The last thing she needed was to stress her daughter out with minor details like her car being stuck in Nashua.

She’d figure out how to get back to it after the wedding.

So she’d gone to a mall, bought the biggest backpack she could find, shoved everything she needed for camp into it, and hopped on a Greyhound to Boston, where she knew she could get on this bus, which she’d wanted to avoid in the first place.

But that was Grace Bennett’s life in a nutshell. No matter what she did, she could never dodge the lemons. Every internet meme about life’s hard lessons making one stronger both spoke to her and infuriated her at the same time.

Therefore, once she’d arrived in Boston, she squeezed in some sightseeing because, hello, it wasBoston, and how often did she go on an adventure like this?

Lemonade.
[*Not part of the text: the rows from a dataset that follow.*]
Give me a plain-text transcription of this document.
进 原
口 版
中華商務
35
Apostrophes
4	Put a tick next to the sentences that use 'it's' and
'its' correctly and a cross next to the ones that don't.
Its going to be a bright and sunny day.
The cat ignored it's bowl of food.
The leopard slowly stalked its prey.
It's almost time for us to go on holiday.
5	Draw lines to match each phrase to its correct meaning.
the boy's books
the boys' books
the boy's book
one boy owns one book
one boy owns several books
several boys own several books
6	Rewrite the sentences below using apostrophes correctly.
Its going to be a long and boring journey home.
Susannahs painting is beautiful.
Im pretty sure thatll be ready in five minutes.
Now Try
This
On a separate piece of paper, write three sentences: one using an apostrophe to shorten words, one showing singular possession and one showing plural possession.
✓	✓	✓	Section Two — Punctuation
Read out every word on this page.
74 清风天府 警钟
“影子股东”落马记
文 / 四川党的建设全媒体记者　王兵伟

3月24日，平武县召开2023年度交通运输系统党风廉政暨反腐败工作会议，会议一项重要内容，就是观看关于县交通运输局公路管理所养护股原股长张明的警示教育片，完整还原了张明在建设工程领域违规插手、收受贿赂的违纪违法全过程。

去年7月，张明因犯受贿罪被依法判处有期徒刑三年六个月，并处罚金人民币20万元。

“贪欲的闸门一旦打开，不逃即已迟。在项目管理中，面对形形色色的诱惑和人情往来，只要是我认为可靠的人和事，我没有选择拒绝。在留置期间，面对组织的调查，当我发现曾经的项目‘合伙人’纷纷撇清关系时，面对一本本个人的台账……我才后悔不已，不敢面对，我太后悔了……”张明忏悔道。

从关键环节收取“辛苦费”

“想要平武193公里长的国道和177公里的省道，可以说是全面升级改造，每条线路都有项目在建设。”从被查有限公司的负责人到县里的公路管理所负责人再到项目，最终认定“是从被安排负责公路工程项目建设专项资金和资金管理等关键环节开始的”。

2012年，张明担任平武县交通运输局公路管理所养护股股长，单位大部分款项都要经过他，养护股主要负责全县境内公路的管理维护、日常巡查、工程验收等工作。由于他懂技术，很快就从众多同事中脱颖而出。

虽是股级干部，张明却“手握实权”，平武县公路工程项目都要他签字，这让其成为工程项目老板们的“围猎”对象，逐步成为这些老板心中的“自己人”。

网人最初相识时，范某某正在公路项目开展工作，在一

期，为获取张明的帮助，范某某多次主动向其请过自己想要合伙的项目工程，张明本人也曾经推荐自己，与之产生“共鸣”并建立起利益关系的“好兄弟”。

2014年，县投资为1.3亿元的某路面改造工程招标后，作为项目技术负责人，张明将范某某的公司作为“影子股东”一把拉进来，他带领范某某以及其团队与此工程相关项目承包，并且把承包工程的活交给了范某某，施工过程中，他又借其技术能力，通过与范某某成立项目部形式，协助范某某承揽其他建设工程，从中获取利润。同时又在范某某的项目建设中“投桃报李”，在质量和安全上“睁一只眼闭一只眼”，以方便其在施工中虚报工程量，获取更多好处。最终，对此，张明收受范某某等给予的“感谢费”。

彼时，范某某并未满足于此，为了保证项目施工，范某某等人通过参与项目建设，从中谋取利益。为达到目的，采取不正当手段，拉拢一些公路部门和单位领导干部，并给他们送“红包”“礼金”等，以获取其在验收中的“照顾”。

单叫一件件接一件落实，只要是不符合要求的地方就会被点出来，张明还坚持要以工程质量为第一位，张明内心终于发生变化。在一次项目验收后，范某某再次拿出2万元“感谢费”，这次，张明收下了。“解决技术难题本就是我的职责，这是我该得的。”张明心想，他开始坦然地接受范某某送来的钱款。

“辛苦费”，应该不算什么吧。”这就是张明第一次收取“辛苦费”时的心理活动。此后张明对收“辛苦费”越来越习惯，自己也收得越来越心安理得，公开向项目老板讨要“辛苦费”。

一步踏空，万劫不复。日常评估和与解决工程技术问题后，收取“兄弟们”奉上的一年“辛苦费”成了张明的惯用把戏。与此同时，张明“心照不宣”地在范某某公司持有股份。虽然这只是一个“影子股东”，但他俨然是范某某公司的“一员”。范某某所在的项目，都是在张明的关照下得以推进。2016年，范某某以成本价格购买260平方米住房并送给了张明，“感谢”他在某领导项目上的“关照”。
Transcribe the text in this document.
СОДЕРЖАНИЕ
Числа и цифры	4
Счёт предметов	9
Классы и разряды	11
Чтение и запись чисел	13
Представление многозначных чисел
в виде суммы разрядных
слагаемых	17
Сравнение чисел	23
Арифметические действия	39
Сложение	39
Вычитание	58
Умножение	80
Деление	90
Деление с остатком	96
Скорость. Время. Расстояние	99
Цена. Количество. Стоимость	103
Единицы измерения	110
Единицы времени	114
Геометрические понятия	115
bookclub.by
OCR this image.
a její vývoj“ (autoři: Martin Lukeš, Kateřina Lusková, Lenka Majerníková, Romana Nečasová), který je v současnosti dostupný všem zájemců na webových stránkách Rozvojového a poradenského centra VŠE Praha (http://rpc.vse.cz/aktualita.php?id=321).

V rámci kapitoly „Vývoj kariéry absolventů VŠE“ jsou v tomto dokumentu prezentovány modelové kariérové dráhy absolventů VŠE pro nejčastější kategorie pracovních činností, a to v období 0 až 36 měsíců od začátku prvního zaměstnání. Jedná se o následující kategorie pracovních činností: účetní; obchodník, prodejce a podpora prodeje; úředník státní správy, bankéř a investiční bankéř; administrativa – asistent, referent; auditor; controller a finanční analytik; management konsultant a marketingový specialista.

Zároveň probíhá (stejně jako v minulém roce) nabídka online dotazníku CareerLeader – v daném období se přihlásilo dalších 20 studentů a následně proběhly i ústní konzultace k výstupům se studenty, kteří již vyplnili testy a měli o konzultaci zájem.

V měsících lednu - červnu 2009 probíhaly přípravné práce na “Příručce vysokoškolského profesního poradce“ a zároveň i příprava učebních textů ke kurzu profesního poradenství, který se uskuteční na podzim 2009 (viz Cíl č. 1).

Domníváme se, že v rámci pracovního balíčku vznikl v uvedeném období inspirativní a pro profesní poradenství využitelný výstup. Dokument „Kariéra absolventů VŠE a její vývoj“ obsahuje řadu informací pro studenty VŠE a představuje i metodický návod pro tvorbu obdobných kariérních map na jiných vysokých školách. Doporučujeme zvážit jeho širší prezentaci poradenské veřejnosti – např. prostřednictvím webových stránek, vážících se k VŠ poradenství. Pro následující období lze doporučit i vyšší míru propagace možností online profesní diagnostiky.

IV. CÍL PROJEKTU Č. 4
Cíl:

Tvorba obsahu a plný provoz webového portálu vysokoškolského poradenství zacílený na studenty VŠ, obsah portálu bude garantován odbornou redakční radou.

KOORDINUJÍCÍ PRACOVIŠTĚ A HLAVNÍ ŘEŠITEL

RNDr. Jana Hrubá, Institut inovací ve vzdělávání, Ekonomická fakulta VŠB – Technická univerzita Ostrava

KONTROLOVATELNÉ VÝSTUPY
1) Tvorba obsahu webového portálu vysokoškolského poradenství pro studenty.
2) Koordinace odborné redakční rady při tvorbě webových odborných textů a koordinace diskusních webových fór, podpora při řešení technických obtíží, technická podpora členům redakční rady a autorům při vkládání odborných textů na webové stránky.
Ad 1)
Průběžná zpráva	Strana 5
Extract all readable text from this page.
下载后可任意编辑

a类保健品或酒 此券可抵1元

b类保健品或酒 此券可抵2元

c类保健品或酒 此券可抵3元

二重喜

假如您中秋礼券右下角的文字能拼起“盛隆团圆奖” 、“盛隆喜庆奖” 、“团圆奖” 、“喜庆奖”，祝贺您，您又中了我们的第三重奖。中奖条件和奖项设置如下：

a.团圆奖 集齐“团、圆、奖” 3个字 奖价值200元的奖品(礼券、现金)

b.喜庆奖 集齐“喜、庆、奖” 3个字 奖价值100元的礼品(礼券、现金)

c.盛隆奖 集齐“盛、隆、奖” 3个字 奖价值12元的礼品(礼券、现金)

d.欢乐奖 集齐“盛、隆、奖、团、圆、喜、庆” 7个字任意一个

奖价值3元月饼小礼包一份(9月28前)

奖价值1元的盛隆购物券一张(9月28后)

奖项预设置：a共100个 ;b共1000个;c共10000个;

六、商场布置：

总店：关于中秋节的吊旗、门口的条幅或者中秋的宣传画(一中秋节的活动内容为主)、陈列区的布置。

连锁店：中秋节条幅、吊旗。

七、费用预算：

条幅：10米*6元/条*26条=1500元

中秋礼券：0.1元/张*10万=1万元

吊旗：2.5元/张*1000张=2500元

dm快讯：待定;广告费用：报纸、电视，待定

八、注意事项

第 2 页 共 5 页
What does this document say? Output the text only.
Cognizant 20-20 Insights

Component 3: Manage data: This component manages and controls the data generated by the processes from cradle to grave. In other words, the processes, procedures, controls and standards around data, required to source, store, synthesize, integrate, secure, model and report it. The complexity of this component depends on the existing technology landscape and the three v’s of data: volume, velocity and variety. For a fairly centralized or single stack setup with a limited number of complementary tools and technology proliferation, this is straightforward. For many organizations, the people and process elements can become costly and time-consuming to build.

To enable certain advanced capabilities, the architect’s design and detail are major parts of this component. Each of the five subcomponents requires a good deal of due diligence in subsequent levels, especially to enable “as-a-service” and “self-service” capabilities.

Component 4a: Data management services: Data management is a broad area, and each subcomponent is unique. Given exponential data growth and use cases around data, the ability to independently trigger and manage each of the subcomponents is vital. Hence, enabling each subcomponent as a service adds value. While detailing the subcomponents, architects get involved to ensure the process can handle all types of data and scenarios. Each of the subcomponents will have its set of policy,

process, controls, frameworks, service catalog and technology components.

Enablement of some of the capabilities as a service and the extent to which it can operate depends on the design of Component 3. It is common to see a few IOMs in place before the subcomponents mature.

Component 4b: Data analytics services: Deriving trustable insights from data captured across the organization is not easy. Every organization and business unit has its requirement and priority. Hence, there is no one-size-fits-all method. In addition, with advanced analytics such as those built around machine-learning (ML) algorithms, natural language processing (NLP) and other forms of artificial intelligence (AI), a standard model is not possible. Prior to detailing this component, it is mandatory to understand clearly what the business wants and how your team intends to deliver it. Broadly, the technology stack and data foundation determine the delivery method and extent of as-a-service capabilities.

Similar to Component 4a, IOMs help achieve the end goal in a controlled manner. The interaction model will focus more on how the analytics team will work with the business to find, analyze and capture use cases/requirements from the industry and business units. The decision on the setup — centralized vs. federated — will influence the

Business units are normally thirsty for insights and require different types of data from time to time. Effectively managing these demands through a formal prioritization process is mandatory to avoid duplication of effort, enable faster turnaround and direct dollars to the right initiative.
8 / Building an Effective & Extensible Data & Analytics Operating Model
She was a pro at mixing it up nice and sweet.

“Canoli?” She smiled brightly at the woman sitting behind her and held out the first box. “Pass them back. I bought enough for everyone.”

She handed the second box to the gentleman across the aisle from her, then she sank into her seat and let herself breathe.

In and out, focusing on her heart rate. In a few hours, she’d be at camp. And then she’d find a stiff drink.